Firmalar eski müşteriye yakın markaj uyguluyor

Resesyon kaynaklı daralmanın yanı sıra yeni pazar bulmakta da sıkıntı yaşayan ihracatçılar, kâr marjlarını düşürerek mevcudu korumaya çalışıyor.

YAYINLAMA
GÜNCELLEME
Firmalar eski müşteriye yakın markaj uyguluyor

■ İçeride düşen alım gücü, dışarıda da resesyon nedeniyle gerilemeye başlayan talep, üretici ile mevcut müşteriyi daha yakın temasa itiyor. Yeni müşteri bulmanın zor ve riskli olduğu bu dönemde eski müşterisinden bir siparişi dahi kaçırmak istemeyen firmalar, başta fiyat ve hızlı teslimat olmak üzere çeşitli kampanyalarla, mevcut müşterisindeki payını artırmaya çalışıyor.

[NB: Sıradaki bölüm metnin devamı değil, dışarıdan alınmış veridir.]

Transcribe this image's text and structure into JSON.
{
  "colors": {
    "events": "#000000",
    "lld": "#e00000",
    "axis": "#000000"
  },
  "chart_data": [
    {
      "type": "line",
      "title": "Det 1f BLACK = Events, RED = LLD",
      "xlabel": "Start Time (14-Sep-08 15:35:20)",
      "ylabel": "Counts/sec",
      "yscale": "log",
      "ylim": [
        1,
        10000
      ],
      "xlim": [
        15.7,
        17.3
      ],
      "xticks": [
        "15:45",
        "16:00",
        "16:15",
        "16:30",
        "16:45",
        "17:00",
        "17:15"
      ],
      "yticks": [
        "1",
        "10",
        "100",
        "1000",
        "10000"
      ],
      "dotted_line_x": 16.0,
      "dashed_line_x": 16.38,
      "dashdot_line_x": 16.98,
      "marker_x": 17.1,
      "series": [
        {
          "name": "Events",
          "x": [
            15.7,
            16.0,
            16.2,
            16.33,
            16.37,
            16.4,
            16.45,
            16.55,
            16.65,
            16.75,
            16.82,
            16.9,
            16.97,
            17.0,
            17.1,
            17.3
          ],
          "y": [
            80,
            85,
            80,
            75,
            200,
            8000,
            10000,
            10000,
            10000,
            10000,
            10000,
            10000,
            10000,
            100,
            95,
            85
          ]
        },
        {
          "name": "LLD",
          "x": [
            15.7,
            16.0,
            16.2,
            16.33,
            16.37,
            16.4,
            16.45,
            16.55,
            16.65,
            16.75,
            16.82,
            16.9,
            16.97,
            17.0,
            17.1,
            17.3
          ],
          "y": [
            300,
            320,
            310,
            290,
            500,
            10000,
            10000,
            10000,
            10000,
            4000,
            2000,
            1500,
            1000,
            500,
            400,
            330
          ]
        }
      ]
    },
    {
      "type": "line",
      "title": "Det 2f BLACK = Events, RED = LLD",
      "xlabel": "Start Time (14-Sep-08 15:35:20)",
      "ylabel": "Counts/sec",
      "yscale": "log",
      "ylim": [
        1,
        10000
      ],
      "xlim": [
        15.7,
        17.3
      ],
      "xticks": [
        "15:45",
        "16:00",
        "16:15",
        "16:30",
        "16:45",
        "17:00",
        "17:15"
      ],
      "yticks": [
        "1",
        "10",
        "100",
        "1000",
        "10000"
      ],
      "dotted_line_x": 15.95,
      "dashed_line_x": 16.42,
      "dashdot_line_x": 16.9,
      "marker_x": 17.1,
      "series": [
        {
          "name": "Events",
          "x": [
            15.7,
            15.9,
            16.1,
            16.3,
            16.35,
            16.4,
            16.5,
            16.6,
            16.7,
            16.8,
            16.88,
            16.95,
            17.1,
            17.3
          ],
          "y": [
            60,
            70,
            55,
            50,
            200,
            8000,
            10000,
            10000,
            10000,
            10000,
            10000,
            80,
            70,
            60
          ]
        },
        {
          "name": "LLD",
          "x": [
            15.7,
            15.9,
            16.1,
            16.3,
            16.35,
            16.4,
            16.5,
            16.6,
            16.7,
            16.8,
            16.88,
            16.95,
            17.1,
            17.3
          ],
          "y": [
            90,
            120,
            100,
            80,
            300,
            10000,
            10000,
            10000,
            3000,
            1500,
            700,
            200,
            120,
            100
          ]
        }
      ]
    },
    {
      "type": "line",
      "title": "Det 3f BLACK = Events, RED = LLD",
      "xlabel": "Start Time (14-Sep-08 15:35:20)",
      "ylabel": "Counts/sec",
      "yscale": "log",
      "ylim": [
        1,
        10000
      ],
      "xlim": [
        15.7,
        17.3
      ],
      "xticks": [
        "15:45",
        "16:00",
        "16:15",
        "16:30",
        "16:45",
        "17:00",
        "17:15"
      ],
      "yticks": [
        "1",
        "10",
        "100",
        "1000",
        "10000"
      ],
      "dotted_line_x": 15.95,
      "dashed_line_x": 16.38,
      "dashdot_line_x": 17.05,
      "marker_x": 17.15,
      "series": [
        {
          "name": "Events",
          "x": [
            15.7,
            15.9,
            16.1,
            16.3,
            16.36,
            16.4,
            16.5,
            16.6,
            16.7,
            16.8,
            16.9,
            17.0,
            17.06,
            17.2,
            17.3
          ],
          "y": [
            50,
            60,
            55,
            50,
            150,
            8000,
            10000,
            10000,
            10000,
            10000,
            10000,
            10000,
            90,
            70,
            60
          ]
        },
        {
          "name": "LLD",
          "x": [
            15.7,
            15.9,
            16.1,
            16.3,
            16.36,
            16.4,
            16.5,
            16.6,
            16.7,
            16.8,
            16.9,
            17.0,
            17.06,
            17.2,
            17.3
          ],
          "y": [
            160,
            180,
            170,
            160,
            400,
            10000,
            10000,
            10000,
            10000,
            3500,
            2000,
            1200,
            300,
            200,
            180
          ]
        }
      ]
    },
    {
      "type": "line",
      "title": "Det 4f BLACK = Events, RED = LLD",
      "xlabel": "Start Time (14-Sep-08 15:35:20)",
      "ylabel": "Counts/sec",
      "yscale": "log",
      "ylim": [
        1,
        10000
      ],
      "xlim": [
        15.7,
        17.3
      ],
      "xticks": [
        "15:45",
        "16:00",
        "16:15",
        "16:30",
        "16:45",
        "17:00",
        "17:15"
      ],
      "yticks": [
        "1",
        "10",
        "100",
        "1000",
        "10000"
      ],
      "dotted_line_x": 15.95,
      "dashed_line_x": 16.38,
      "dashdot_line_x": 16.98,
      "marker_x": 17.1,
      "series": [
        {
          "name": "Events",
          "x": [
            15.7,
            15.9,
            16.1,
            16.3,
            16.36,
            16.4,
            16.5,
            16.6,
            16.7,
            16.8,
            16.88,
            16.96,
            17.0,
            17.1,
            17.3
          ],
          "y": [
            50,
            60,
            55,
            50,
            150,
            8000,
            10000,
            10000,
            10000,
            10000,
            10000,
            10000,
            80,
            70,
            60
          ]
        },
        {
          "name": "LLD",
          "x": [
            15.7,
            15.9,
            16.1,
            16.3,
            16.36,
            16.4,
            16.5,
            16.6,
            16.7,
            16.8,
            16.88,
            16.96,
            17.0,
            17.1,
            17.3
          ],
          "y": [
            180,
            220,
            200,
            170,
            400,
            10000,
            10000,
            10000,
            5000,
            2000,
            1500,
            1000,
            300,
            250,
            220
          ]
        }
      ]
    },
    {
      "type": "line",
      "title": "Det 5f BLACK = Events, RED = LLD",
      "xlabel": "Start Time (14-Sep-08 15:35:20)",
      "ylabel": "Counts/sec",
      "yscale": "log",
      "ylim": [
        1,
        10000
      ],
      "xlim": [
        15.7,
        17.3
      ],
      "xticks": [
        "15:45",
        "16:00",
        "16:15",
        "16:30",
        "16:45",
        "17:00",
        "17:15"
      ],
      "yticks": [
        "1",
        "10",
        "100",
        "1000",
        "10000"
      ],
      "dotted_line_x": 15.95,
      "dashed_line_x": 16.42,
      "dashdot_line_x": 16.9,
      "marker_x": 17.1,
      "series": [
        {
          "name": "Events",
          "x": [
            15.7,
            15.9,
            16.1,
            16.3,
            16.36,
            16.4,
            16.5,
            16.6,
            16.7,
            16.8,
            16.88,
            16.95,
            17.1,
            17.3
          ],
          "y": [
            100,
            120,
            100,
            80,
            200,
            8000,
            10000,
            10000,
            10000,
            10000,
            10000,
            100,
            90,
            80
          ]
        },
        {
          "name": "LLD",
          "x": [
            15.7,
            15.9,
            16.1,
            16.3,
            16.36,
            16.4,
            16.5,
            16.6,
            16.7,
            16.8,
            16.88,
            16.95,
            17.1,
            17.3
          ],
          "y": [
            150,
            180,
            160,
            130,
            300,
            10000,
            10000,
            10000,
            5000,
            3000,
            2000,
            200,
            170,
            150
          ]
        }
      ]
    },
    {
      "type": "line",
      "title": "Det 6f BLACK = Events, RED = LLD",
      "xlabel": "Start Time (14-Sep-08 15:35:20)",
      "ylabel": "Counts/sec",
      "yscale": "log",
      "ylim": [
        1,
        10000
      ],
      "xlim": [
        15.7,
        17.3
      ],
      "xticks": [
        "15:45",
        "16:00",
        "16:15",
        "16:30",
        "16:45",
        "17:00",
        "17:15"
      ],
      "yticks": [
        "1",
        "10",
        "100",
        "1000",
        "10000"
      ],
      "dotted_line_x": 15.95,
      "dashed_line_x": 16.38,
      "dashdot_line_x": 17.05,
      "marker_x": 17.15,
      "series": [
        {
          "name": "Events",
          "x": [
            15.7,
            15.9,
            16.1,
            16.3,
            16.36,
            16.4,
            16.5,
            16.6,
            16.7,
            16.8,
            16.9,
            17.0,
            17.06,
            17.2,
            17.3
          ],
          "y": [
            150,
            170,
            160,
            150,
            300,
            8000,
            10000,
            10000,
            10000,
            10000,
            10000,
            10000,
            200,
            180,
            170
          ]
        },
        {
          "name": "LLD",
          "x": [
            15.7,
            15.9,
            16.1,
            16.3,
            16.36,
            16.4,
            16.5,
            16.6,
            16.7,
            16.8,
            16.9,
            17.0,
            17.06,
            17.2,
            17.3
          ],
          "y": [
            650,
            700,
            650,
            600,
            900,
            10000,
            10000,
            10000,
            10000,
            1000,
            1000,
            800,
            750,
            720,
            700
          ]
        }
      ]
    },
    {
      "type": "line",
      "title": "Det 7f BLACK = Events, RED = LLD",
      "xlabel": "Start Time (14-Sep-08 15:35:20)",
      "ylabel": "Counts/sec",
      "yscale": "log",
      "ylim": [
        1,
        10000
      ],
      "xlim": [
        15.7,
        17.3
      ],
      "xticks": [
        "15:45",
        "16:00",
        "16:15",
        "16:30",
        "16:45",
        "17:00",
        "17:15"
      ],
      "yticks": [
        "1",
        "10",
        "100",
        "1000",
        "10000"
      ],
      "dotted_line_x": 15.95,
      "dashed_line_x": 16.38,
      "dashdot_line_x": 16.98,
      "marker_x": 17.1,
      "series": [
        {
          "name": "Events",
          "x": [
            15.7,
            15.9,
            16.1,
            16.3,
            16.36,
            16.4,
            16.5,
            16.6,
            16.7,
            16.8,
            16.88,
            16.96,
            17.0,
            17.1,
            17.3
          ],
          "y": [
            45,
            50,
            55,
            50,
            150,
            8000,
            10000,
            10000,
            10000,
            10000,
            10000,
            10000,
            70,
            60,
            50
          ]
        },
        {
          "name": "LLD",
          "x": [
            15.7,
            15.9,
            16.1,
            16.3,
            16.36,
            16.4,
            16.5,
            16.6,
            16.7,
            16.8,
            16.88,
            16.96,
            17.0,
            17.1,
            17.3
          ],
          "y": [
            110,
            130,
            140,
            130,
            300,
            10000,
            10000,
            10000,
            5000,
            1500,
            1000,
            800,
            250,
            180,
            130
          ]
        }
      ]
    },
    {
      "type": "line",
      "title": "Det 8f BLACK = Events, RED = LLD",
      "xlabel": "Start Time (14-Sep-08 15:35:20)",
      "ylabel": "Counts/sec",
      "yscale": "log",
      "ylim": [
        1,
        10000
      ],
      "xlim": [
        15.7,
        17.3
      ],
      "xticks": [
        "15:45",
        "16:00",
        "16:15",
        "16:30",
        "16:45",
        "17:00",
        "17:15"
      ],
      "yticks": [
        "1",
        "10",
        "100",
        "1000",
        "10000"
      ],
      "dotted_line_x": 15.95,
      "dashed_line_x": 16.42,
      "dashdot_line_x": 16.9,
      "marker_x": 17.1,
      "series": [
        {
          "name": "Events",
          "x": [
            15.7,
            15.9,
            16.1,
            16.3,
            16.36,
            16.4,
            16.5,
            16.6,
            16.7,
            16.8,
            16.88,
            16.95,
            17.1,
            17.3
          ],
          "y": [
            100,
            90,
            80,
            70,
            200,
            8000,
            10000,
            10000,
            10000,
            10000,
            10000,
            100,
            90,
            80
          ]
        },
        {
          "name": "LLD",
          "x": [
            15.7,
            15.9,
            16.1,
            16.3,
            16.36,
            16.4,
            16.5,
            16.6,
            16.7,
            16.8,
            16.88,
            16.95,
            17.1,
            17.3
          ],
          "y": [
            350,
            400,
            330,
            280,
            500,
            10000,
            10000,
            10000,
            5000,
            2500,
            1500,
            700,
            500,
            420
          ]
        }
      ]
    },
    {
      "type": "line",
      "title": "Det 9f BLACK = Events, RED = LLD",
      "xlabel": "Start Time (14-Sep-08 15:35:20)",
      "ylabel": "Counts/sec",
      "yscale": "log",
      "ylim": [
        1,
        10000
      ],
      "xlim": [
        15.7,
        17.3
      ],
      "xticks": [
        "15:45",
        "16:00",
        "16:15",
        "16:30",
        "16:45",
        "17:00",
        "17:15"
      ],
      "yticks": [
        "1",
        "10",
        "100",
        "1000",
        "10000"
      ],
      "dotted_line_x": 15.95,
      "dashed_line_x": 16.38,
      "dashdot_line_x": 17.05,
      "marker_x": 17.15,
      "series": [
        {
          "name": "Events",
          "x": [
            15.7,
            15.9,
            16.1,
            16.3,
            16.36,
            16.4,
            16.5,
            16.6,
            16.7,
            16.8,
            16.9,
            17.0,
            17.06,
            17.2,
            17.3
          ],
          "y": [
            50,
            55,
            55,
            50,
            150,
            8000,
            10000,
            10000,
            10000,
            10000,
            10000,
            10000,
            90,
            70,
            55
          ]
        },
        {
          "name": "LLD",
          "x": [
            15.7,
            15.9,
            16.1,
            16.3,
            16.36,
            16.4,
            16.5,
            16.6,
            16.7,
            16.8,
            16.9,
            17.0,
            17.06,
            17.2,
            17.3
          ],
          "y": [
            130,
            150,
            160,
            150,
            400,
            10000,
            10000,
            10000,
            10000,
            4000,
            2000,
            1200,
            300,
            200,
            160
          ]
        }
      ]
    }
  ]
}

■ İhracat siparişi düşen bazı firmaların iç piyasaya yöneldiği görülürken, fiyat rekabetini iyice körükleyen bu durum kar marjlarında ciddi gerilemelere yol açıyor. Büyük kapasiteli bazı firmaların ise daralan talep karşısında üretimi kısması hatta istihdamını azaltma eğilimine girmesi, yeni siparişlerde ivme kaybının süreceği beklentisiyle birleşince endişeleri artırıyor.

Merve YİĞİTCAN-İSTANBUL

Ekimde 46,4’e gerileyen İSO İmalat PMI’ın üst üste sekizinci ay eşik değer olan 50’nin altında kalması, yeni siparişlerde talep eksikliğine bağlı devam eden ivme kaybı, İhracat İklim Endeksi’ndeki bozulma, üreticiyi endişelendirmeye devam ediyor. Hem iç piyasada hem de ihracatta düşen talep nedeniyle üreticiler, sipariş kaçırmamak için adeta elde çanta, kapı kapı gezerek müşteri ziyaretleri gerçekleştiriyor. Yeni müşteri bulmanın çok mümkün olmadığı bu dönemde eski müşterilerini de kaybetmek istemeyen firmalar, yeni sipariş alabilmek için fiyattan satış sonrası hizmete kadar çeşitli kampanyalara başvuruyor. Bazı firmaların ihracat siparişlerindeki gerileme nedeniyle iç piyasaya yöneldiği görülürken, bu durum içerideki fiyat rekabetini daha da çetinleştirdiği öğrenildi. İç piyasaya çalışan üretici artarken müşteri sayısının aynı kalması nedeniyle fiyatların ciddi anlamda kırıldığını söyleyen reel sektör temsilcileri, bu durumun olumsuz yansımalarının son çeyrek bilançolarında kar marjlarında görülebileceğini dile getirdi. Öte yandan küçük ve orta ölçekli üreticiler, bu dönemi atlatmak için yukarıda bahsedilen yöntemleri kullanırken, büyük çaplı üretim yapanların ise daha çok kapasite düşürme ve istihdam azaltma yöntemlerine başvurmaya başladığı edinilen bilgiler arasında.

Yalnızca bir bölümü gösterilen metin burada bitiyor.